Representatives of the Health and Tax Departments told members of the Health Committee the measure would have public health benefits by reducing consumption of both alcohol and sugary drinks, the latter a major contributor to childhood obesity.
But they also acknowledged the measure is aimed at incrasing tax revenues at a time of dire financial need for the state.
An official of the American Beverage Association countered by saying higher taxes “don’t make people healthier.”
The proposed bill would impose 50 per cent tax hikes on alcohol and create a new fee on all sugared beverages sold in Hawaii.
If passed, the taxes on beer sold here would be 33 per cent higher than in any other state, said Tim Lyons of Anheuser Busch, maker and distributor of Budweiser beer.
He estimated that the new tariff would reduce demand for the product and lead to job cutbacks at the company.
The tax would mean “$17 million less in retail sales … all for a gain of $13 million in tax revenue,” Lyons said.

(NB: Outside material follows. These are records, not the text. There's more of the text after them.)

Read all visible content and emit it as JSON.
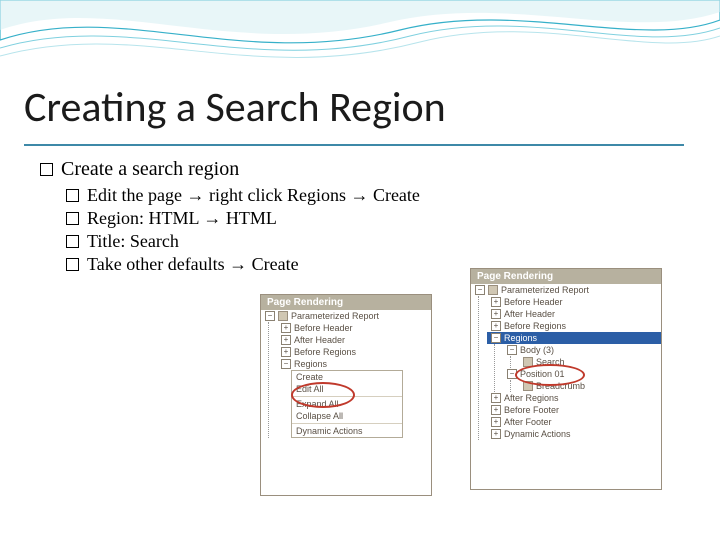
{
  "title": "Creating a Search Region",
  "bullet1": "Create a search region",
  "sub": [
    "Edit the page → right click Regions → Create",
    "Region: HTML → HTML",
    "Title: Search",
    "Take other defaults → Create"
  ],
  "panelLeft": {
    "header": "Page Rendering",
    "root": "Parameterized Report",
    "rows": [
      "Before Header",
      "After Header",
      "Before Regions",
      "Regions"
    ],
    "menu": [
      "Create",
      "Edit All",
      "Expand All",
      "Collapse All",
      "Dynamic Actions"
    ]
  },
  "panelRight": {
    "header": "Page Rendering",
    "root": "Parameterized Report",
    "rows": [
      "Before Header",
      "After Header",
      "Before Regions",
      "Regions"
    ],
    "bodyLabel": "Body (3)",
    "searchLabel": "Search",
    "posLabel": "Position 01",
    "breadcrumbLabel": "Breadcrumb",
    "after": [
      "After Regions",
      "Before Footer",
      "After Footer",
      "Dynamic Actions"
    ]
  }
}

Members of the families that own Hawaii Sun Products and Waialua Soda Company testified that the new sugar tax would have serious economic consequences for their firms.
Testifying for the measure were representatives of Healthy Mothers Healthy Babies and the American Heart Association.
Pepsi Cola appeared in force at the hearing, with some of the company’s 300-plus local employees in attendance to show opposition to the measure.